Amazon Alexa Scientists’ Speech Recognizer Reduce Speech Recognition Errors By 20 Percent With Semi-Supervised Learning

Artificial Intelligence News

Amazon-Alexa-Scientists’-Speech_Recognizer-Reduce-Speech-Recognition-Errors-By-20-Percent-With-Semi-Supervised-Learning Amazon Alexa Scientists’ Speech Recognizer Reduce Speech Recognition Errors By 20 Percent With Semi-Supervised LearningThe team of researchers at Amazon’s Alexa division has introduced a speech recognizer that classifies data patterns in a semi-supervised fashion. Explained in a paper titled ‘Improving Noise Robustness of Automatic Speech Recognition via Parallel Data and Teacher-Student Learning’ Minhua Wu, an applied scientist in the Alexa Speech group and colleagues claimed that an experimental model trained on 800 hours of annotated data and 7,200 hours of softly unannotated data, with a second speech system fed the same data samples. But with artificially generated noise, the design gained a 20 percent reduction in word error rate compared with the baseline.

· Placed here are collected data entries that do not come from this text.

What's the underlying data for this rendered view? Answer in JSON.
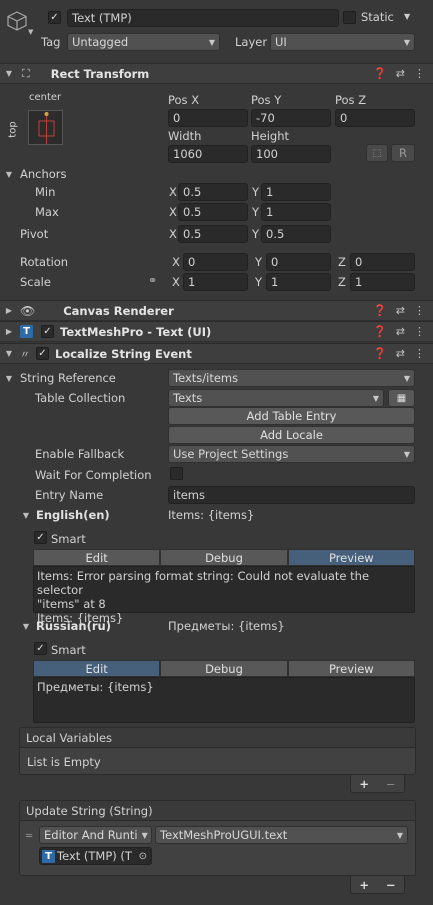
{
  "header": {
    "enabled": true,
    "object_name": "Text (TMP)",
    "static_label": "Static",
    "tag_label": "Tag",
    "tag_value": "Untagged",
    "layer_label": "Layer",
    "layer_value": "UI"
  },
  "rect_transform": {
    "title": "Rect Transform",
    "anchor_top_label": "center",
    "anchor_side_label": "top",
    "pos_x_label": "Pos X",
    "pos_y_label": "Pos Y",
    "pos_z_label": "Pos Z",
    "pos_x": "0",
    "pos_y": "-70",
    "pos_z": "0",
    "width_label": "Width",
    "height_label": "Height",
    "width": "1060",
    "height": "100",
    "r_button": "R",
    "anchors_label": "Anchors",
    "min_label": "Min",
    "max_label": "Max",
    "min_x": "0.5",
    "min_y": "1",
    "max_x": "0.5",
    "max_y": "1",
    "pivot_label": "Pivot",
    "pivot_x": "0.5",
    "pivot_y": "0.5",
    "rotation_label": "Rotation",
    "rot_x": "0",
    "rot_y": "0",
    "rot_z": "0",
    "scale_label": "Scale",
    "scale_x": "1",
    "scale_y": "1",
    "scale_z": "1",
    "axis_x": "X",
    "axis_y": "Y",
    "axis_z": "Z"
  },
  "canvas_renderer": {
    "title": "Canvas Renderer"
  },
  "textmeshpro": {
    "title": "TextMeshPro - Text (UI)",
    "enabled": true
  },
  "localize": {
    "title": "Localize String Event",
    "enabled": true,
    "string_reference_label": "String Reference",
    "string_reference_value": "Texts/items",
    "table_collection_label": "Table Collection",
    "table_collection_value": "Texts",
    "add_table_entry": "Add Table Entry",
    "add_locale": "Add Locale",
    "enable_fallback_label": "Enable Fallback",
    "enable_fallback_value": "Use Project Settings",
    "wait_for_completion_label": "Wait For Completion",
    "entry_name_label": "Entry Name",
    "entry_name_value": "items",
    "english": {
      "label": "English(en)",
      "preview": "Items: {items}",
      "smart_label": "Smart",
      "tabs": [
        "Edit",
        "Debug",
        "Preview"
      ],
      "active_tab": 2,
      "output_line1": "Items: Error parsing format string: Could not evaluate the selector",
      "output_line2": "\"items\" at 8",
      "output_line3": "Items: {items}"
    },
    "russian": {
      "label": "Russian(ru)",
      "preview": "Предметы: {items}",
      "smart_label": "Smart",
      "tabs": [
        "Edit",
        "Debug",
        "Preview"
      ],
      "active_tab": 0,
      "output_line1": "Предметы: {items}"
    },
    "local_variables_label": "Local Variables",
    "list_empty": "List is Empty",
    "plus": "+",
    "minus": "−",
    "update_string_label": "Update String (String)",
    "runtime_mode": "Editor And Runti",
    "function_value": "TextMeshProUGUI.text",
    "target_object": "Text (TMP) (T"
  },
  "colors": {
    "background": "#383838",
    "active_tab": "#46607c",
    "tmp_icon": "#2e6aa6"
  }
}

In her statement, Wu stated that we hope to improve the noise robustness of the speech recognition system. Wu and colleagues described that automatic speech recognition systems comprise three core components- an acoustic model, a pronunciation model, and a language model. The acoustic model piece takes as input short audio samples or frames, and for every frame outputs thousands of probabilities, wherein each probability points toward the likelihood that any given frame belongs to a low-level phonetic representation called a senone. The acoustic model’s output, in the proposed approach, is fed into the pronunciation model that transforms the senone sequences into possible words and passes those to the language model, which encodes the probabilities of word sequences. In the end, all three Artificial Intelligence systems are work together to find out the most probable word sequence given the audio input.

Wu and colleagues reportedly forced the student model to train strictly on audio data with the highest probabilities, from five to 40, allowed it to devote more resources to differentiating among possible ones, and later minimized errors even on a noise-free test data set. As per the reports, the research is slated to be presented at the International Conference on Acoustics, Speech, and Signal Processing in Brighton this year.